Certificação de Entidades Formadoras

O serviço de consultoria a prestar pela Tecla® contempla várias fases. Desde a auditoria à preparação do dossier de candidatura a entidade formadora à DSQA/DGERT.

A Direcção de Serviços de Qualidade e Acreditação da DGERT (DSQA/DGERT) constitui o organismo responsável pela emissão de parecer relativo a candidaturas a certificação de entidade formadora que venham a ser submetidas ao Sistema de Certificação de Entidades Formadoras.

A certificação tem vindo a ser procurada como um factor de distinção da qualidade dos serviços prestados pelas entidades, crescentemente reconhecida pelo mercado, seja pelos seus utilizadores individuais, seja pelas organizações. Acresce que a própria Portaria 474/2010, de 8 de Julho, vem esclarecer o entendimento sobre formação certificada, e que define claramente que é a formação desenvolvida por entidade formadora certificada para o efeito ou por estabelecimento de ensino reconhecido pelos ministérios competentes.

O processo de suporte à candidatura à certificação como entidade formadora é sujeito a uma análise técnica por parte da DSQA/DGERT, a fim de verificar a sua conformidade com os requisitos prévios e requisitos de qualidade exigidos pelo sistema de certificação.

Após a análise do processo, que poderá demorar até 120 dias e exigir uma acção de acompanhamento prévio, é emitido um parecer técnico que consubstancia a proposta de decisão da DSQA/DGERT e que poderá ser de:

| Deferimento: a certificação é concedida em conformidade com o pedido da organização;

| Indeferimento: o pedido de certificação da organização não é aceite.

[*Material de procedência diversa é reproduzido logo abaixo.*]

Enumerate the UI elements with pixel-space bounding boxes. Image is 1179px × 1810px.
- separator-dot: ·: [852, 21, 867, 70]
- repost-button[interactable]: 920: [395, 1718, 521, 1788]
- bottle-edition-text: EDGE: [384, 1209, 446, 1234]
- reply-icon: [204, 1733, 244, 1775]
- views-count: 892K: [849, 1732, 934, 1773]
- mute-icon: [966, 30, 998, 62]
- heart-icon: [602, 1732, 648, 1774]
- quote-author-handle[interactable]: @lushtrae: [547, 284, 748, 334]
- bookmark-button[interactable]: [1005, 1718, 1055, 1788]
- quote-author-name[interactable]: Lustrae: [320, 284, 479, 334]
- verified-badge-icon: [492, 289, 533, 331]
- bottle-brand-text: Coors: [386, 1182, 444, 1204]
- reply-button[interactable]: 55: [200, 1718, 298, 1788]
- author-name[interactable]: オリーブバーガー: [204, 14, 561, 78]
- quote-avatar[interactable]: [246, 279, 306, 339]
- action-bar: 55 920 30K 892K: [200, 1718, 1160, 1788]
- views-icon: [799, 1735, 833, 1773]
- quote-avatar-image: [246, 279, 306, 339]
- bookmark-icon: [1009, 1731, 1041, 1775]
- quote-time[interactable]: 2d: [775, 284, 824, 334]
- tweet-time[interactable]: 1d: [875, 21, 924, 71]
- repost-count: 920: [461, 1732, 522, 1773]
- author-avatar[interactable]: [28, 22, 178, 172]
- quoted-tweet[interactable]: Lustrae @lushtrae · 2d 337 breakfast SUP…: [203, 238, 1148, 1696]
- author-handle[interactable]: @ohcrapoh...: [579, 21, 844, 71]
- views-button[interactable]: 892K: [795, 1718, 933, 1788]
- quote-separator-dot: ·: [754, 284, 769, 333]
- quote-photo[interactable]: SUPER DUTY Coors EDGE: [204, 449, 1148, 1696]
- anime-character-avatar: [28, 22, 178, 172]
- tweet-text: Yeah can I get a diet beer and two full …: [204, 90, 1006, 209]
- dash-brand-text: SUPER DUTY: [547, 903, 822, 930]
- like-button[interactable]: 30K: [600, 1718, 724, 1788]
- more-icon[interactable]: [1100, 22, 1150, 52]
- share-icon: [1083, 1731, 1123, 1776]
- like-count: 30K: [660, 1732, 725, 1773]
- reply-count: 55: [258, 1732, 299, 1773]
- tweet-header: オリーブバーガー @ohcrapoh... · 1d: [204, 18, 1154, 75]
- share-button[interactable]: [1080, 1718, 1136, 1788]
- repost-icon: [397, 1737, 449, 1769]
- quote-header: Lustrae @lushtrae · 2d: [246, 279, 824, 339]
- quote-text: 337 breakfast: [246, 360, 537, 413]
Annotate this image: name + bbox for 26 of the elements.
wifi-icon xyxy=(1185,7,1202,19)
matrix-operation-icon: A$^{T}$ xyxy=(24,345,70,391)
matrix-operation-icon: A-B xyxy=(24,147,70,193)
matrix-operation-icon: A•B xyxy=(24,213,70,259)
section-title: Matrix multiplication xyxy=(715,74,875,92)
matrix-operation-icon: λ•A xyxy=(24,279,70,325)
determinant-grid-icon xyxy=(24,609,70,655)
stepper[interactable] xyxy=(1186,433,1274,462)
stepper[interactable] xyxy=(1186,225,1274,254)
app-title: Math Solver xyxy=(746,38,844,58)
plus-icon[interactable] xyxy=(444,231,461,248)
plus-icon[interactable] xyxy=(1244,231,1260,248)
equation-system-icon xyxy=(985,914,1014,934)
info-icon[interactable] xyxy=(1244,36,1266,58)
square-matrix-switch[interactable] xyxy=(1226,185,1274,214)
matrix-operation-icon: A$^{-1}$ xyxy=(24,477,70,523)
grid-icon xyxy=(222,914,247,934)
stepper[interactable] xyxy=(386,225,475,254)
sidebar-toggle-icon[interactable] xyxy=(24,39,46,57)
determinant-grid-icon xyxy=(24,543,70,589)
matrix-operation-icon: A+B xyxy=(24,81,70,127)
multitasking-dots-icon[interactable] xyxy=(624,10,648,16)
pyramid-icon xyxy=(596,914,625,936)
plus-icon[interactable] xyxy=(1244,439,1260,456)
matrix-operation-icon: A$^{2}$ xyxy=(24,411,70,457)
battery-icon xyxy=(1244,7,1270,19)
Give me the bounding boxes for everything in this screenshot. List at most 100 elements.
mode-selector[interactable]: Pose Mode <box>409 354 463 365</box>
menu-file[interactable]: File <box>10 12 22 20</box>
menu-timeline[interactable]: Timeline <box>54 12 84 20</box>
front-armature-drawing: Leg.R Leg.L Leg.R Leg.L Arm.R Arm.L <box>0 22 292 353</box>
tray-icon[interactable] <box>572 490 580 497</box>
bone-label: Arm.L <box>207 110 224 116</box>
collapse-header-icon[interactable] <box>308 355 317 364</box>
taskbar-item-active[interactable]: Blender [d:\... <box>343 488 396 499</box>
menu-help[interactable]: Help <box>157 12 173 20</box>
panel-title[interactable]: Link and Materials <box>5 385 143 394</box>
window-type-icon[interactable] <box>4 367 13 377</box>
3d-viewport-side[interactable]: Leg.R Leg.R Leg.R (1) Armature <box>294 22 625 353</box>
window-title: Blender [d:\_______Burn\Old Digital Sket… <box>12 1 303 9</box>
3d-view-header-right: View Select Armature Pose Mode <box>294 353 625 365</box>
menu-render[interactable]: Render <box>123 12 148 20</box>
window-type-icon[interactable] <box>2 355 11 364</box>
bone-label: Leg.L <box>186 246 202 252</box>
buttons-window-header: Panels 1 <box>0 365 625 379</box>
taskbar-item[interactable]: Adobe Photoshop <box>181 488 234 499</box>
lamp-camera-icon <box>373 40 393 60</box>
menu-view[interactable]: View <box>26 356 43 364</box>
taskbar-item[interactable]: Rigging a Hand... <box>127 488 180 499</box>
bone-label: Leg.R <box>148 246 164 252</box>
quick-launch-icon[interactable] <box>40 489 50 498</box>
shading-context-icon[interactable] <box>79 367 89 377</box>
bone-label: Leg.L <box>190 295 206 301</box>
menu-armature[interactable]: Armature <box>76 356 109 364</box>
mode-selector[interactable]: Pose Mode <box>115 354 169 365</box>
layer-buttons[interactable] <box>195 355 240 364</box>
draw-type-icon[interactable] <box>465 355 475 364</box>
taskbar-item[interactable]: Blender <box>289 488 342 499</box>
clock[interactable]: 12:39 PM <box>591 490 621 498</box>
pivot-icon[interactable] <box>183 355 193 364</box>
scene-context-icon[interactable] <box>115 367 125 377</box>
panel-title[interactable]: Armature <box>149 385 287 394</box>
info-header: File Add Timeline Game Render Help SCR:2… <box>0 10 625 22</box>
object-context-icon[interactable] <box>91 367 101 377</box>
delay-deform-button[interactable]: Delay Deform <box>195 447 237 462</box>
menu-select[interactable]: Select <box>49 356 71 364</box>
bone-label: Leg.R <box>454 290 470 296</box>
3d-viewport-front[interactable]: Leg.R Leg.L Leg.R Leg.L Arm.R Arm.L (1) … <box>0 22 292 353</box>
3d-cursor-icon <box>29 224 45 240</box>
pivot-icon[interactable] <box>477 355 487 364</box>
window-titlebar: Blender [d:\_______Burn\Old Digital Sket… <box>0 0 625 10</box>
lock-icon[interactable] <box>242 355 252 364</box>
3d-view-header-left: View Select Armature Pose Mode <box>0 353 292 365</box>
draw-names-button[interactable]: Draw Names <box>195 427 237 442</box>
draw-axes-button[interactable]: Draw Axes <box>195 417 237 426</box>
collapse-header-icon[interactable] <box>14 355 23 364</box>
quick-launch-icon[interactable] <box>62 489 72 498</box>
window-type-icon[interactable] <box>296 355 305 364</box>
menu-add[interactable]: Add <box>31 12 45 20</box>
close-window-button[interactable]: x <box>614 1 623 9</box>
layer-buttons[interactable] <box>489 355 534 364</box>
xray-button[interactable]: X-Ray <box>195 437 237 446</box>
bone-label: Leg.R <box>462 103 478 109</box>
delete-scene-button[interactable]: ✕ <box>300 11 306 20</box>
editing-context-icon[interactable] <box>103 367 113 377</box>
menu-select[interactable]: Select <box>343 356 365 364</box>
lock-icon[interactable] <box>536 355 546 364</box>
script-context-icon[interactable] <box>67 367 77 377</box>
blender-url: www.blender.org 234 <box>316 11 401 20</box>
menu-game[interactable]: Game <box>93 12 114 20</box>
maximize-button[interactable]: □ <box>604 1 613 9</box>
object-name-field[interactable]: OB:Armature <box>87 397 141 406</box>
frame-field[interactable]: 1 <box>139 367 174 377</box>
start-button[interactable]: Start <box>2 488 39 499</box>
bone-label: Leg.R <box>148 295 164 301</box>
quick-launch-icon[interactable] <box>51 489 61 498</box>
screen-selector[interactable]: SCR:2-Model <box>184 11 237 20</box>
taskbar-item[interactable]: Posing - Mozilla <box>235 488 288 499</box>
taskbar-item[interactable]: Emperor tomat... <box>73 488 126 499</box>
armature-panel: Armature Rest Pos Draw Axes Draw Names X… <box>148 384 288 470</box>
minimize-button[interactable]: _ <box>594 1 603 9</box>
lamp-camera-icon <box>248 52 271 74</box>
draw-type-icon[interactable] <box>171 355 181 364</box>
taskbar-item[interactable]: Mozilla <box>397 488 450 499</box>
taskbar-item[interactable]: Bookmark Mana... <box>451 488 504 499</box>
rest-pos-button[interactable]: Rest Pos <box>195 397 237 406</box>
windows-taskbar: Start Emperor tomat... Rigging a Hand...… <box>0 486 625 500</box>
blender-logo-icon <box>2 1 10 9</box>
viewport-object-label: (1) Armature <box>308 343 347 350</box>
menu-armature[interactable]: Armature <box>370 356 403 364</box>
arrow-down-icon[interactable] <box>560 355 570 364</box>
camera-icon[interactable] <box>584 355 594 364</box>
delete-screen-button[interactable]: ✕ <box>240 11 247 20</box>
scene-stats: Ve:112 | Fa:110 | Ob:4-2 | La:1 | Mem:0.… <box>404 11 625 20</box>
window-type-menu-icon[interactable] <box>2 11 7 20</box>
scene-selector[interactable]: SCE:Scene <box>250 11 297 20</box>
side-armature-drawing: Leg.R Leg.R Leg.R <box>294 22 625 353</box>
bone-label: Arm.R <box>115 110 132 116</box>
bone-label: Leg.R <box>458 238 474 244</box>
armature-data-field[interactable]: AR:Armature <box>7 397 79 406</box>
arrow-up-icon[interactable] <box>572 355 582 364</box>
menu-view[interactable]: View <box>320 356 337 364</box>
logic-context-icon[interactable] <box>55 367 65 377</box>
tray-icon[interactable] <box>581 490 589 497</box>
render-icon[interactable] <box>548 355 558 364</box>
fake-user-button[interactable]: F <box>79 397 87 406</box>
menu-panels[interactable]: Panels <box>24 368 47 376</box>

Nas situações de deferimento, é atribuída uma certificação inicial à entidade, sem prazo de validade, sendo que a posterior manutenção da certificação fica dependente da análise dos indicadores de desempenho e resultados e dos resultados de eventuais auditorias realizadas à entidade pela DGERT.

 

Estrutura do serviço de consultoria a prestar

O serviço de consultoria a prestar pela Tecla® contempla várias fases. Desde a auditoria à preparação do dossier de candidatura a entidade formadora à DSQA/DGERT.

 

Requisitos prévios

Os requisitos prévios constituem condições legais, de base, cujo cumprimento é obrigatório e prévio à requisição da certificação:

  • Situação devidamente regularizada em matéria de constituição e registo da entidade formadora
  • Ausência de suspensão ou interdição de exercício de actividade
  • Situação tributária e contributiva regularizada perante a administração fiscal e a segurança social
  • Inexistência de dívidas por regularizar relativas a apoios financeiros comunitários ou nacionais.

 

Requisitos de qualidade

Os requisitos de qualidade são características ou condições mínimas de estruturação da entidade formadora e devem traduzir a capacidade instalada e práticas constantes da mesma. Todos os requisitos são de cumprimento obrigatório e a observação de incumprimento dos mesmos pode determinar, consoante a sua gravidade e o momento em que ocorrer, o indeferimento do pedido de certificação ou a revogação do reconhecimento

1. Requisitos de estrutura e organização interna

2. Requisitos de processos no desenvolvimento da formação

3. Requisitos de resultados e melhoria contínua

 

Vantagens da entidade formadora certificada

  • Reconhecimento de qualidade no mercado – Ser uma entidade formadora certificada significa que os seus procedimentos e práticas estão de acordo com um referencial de qualidade específico para a formação. Além disso, a formação promovida só é considerada certificada, nos termos do Sistema Nacional de Qualificações, se for desenvolvida por entidade formadora certificada.
  • Acesso a financiamento público para a formação – A certificação constitui um requisito obrigatório para o acesso aos programas de financiamento público, nacional ou comunitário, da formação profissional.
  • Acesso e exercicio de atividade formativa prevista em legislação setorial – A certificação em determinada área, curso ou acção de formação, definida em legislação setorial, habilita a entidade formadora a desenvolver a atividade de formação profissional alvo dessa regulamentação.
  • Isenção de IVA nos serviços de formação – As entidades formadoras certificadas estão isentas de imposto sobre o valor acrescentado (IVA) sobre os seus produtos e serviços de formação profissional.
  • Dedução de despesas com formação profissional no IRS – Os clientes de entidades formadoras certificadas podem deduzir no imposto sobre o rendimento singular (IRS) despesas relacionadas com formação profissional adquirida nas mesmas.